First person to complete the "Explorers' Extreme Trifecta" (female)
Who
Vanessa O'Brien
What
/ first
Where
United States ()
When

The first woman to reach extremes on land, sea and air is Vanessa O'Brien (UK/USA), who summitted Mount Everest (the highest point on Earth) on 19 May 2012, dived to the Challenger Deep (the deepest point on Earth) on 12 June 2020, and ventured to space (crossing the 100-km-high Kármán Line) as part of the Blue Origin NS-22 mission on 4 August 2022.


O'Brien completed the trio of extreme journeys in 10 years 77 days.

Situated in the Himalayas between Nepal and Tibet, China, Mount Everest is the highest point on Earth, rising to 8,848.8 m (29,031 ft) above sea level. The Challenger Deep is located 10,934 m (35,872 ft) below sea level at the bottom of the Mariana Trench in the Pacific Ocean, south-west of Guam. The Kármán Line is generally accepted as the starting point of space, 100 km (62 mi) above Earth's surface.

The first person to complete the Explorers' Extreme Trifecta was Victor Vescovo (USA) on 4 June 2022; Vescovo piloted O'Brien to the Challenger Deep in his two-person deep-sea submersible, Limiting Factor.

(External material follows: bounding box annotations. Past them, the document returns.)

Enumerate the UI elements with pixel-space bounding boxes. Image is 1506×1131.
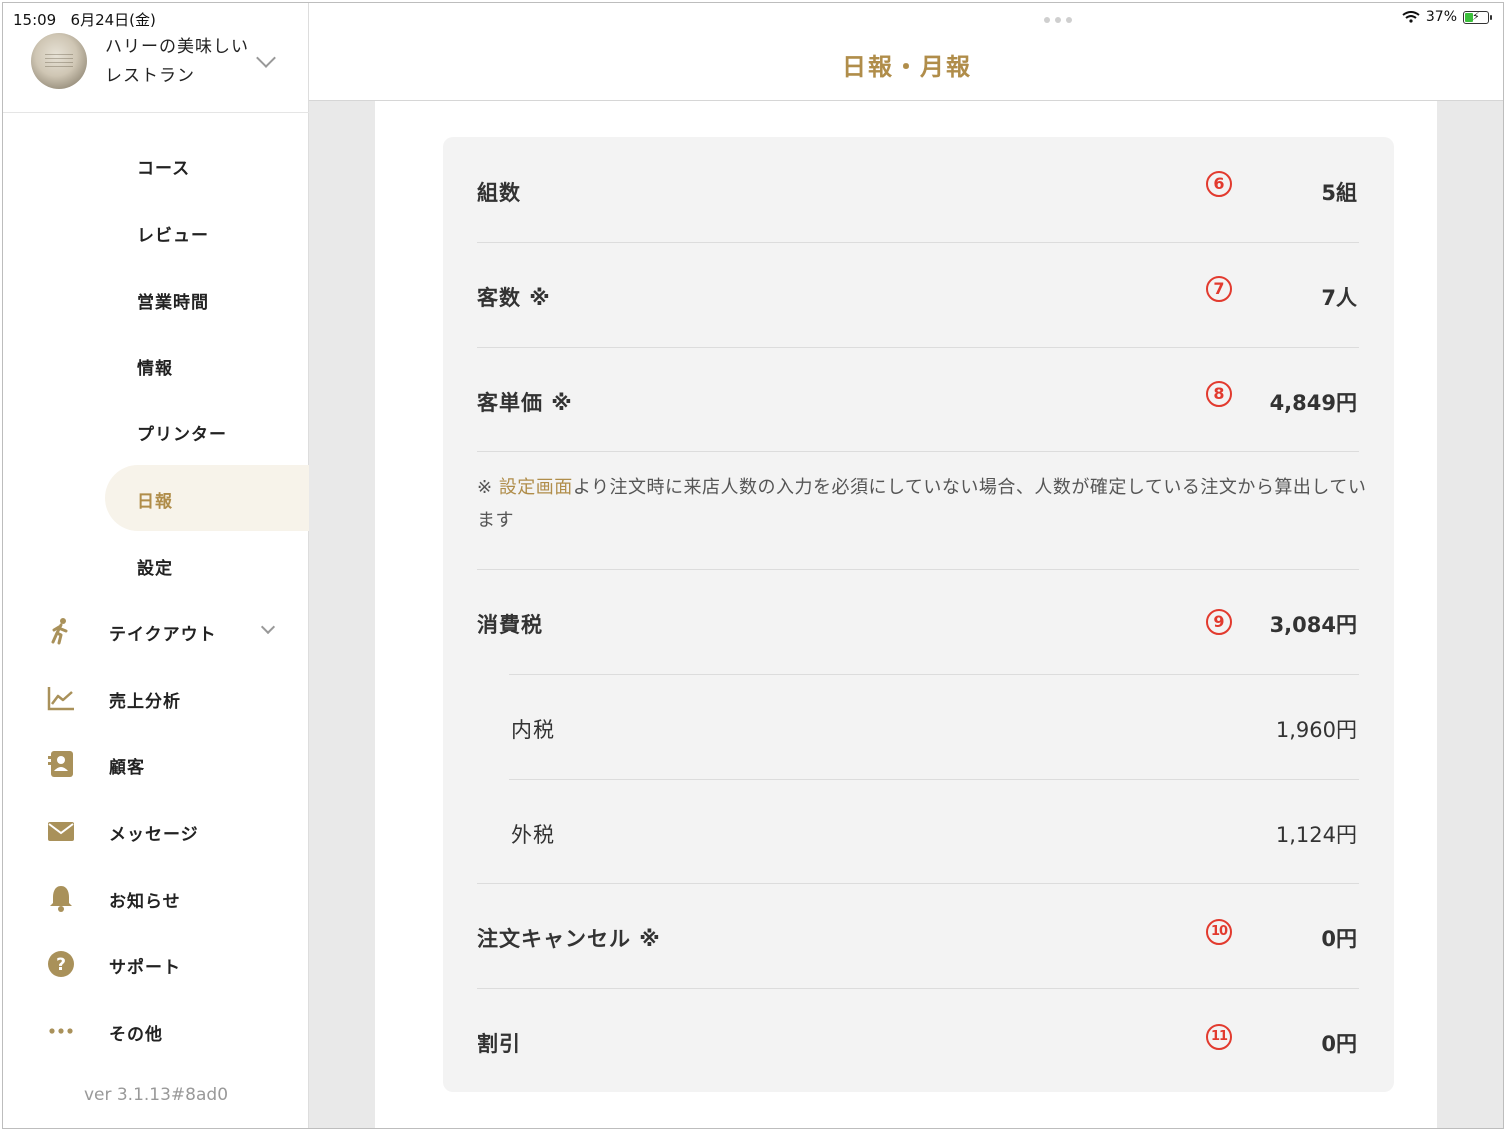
row-divider — [509, 674, 1359, 675]
annotation-marker: 10 — [1206, 919, 1232, 945]
submenu-item-printer[interactable]: プリンター — [137, 420, 227, 445]
menu-item-support[interactable]: ? サポート — [3, 944, 309, 984]
row-label-order-cancel: 注文キャンセル ※ — [477, 927, 661, 951]
menu-label: テイクアウト — [109, 625, 217, 645]
submenu-item-info[interactable]: 情報 — [137, 354, 173, 379]
menu-label: 顧客 — [109, 758, 145, 778]
row-divider — [477, 451, 1359, 452]
submenu-item-settings[interactable]: 設定 — [137, 554, 173, 579]
envelope-icon — [48, 822, 74, 841]
chevron-down-icon — [260, 619, 276, 635]
contact-book-icon — [48, 751, 73, 777]
row-label-groups: 組数 — [477, 181, 521, 205]
annotation-marker: 8 — [1206, 381, 1232, 407]
row-value-order-cancel: 0円 — [1321, 927, 1357, 951]
svg-text:?: ? — [56, 955, 66, 975]
menu-item-sales-analysis[interactable]: 売上分析 — [3, 678, 309, 718]
content-gutter-left — [309, 101, 375, 1128]
annotation-marker: 7 — [1206, 276, 1232, 302]
menu-item-messages[interactable]: メッセージ — [3, 811, 309, 851]
row-divider — [477, 347, 1359, 348]
note-prefix: ※ — [477, 477, 499, 498]
row-label-tax-included: 内税 — [511, 718, 555, 742]
annotation-marker: 9 — [1206, 609, 1232, 635]
battery-percent: 37% — [1425, 9, 1457, 25]
row-divider — [477, 569, 1359, 570]
row-value-groups: 5組 — [1321, 181, 1357, 205]
sidebar: 15:09 6月24日(金) ハリーの美味しいレストラン コース レビュー 営業… — [3, 3, 311, 1128]
menu-label: お知らせ — [109, 892, 181, 912]
wifi-icon — [1402, 11, 1420, 23]
row-value-tax-included: 1,960円 — [1275, 718, 1357, 742]
multitask-handle[interactable] — [1044, 17, 1072, 23]
store-avatar — [31, 33, 87, 89]
app-window: 15:09 6月24日(金) ハリーの美味しいレストラン コース レビュー 営業… — [2, 2, 1504, 1129]
question-circle-icon: ? — [48, 951, 74, 977]
menu-item-notifications[interactable]: お知らせ — [3, 878, 309, 918]
annotation-marker: 11 — [1206, 1024, 1232, 1050]
app-version: ver 3.1.13#8ad0 — [83, 1085, 229, 1105]
row-value-consumption-tax: 3,084円 — [1269, 613, 1357, 637]
line-chart-icon — [47, 687, 74, 711]
page-title: 日報・月報 — [842, 53, 972, 81]
menu-label: メッセージ — [109, 825, 199, 845]
annotation-marker: 6 — [1206, 171, 1232, 197]
row-label-tax-excluded: 外税 — [511, 823, 555, 847]
row-label-consumption-tax: 消費税 — [477, 613, 543, 637]
menu-label: サポート — [109, 958, 181, 978]
row-divider — [477, 883, 1359, 884]
more-dots-icon — [49, 1028, 73, 1034]
row-divider — [509, 779, 1359, 780]
menu-item-others[interactable]: その他 — [3, 1011, 309, 1051]
menu-item-customers[interactable]: 顧客 — [3, 744, 309, 784]
row-divider — [477, 242, 1359, 243]
row-label-avg-spend: 客単価 ※ — [477, 391, 573, 415]
content-gutter-right — [1437, 101, 1503, 1128]
status-indicators: 37% ⚡ — [1402, 9, 1492, 25]
submenu-item-daily-report[interactable]: 日報 — [137, 487, 173, 512]
submenu-item-review[interactable]: レビュー — [137, 221, 209, 246]
store-name: ハリーの美味しいレストラン — [105, 37, 249, 86]
battery-icon: ⚡ — [1463, 9, 1492, 24]
walking-person-icon — [51, 618, 68, 645]
row-label-guests: 客数 ※ — [477, 286, 551, 310]
charging-bolt-icon: ⚡ — [1472, 9, 1480, 23]
settings-link[interactable]: 設定画面 — [499, 477, 573, 498]
menu-item-takeout[interactable]: テイクアウト — [3, 611, 309, 651]
row-divider — [477, 988, 1359, 989]
store-selector[interactable]: ハリーの美味しいレストラン — [3, 25, 309, 113]
submenu-active-highlight — [105, 465, 311, 531]
row-label-discount: 割引 — [477, 1032, 521, 1056]
submenu-item-business-hours[interactable]: 営業時間 — [137, 288, 209, 313]
calculation-note: ※ 設定画面より注文時に来店人数の入力を必須にしていない場合、人数が確定している… — [477, 471, 1367, 537]
bell-icon — [50, 886, 72, 912]
header-bar: 日報・月報 — [309, 3, 1503, 101]
menu-label: 売上分析 — [109, 692, 181, 712]
note-text: より注文時に来店人数の入力を必須にしていない場合、人数が確定している注文から算出… — [477, 477, 1367, 531]
submenu-item-course[interactable]: コース — [137, 154, 190, 179]
row-value-discount: 0円 — [1321, 1032, 1357, 1056]
row-value-tax-excluded: 1,124円 — [1275, 823, 1357, 847]
row-value-guests: 7人 — [1321, 286, 1357, 310]
chevron-down-icon — [256, 48, 276, 68]
row-value-avg-spend: 4,849円 — [1269, 391, 1357, 415]
menu-label: その他 — [109, 1025, 163, 1045]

O'Brien joined the crew of Blue Origin mission NS-22 (its sixth flight carrying human passengers), along with Coby Cotton, Mário Ferreira, Clint Kelly III, Sara Sabry and Steve Young. Taking off from Texas, USA, at 13:56 UTC in a New Shepard rocket, the crew capsule reached an apogee of 351,585 ft (107 km) above mean sea level. The total flight lasted just over 10 minutes.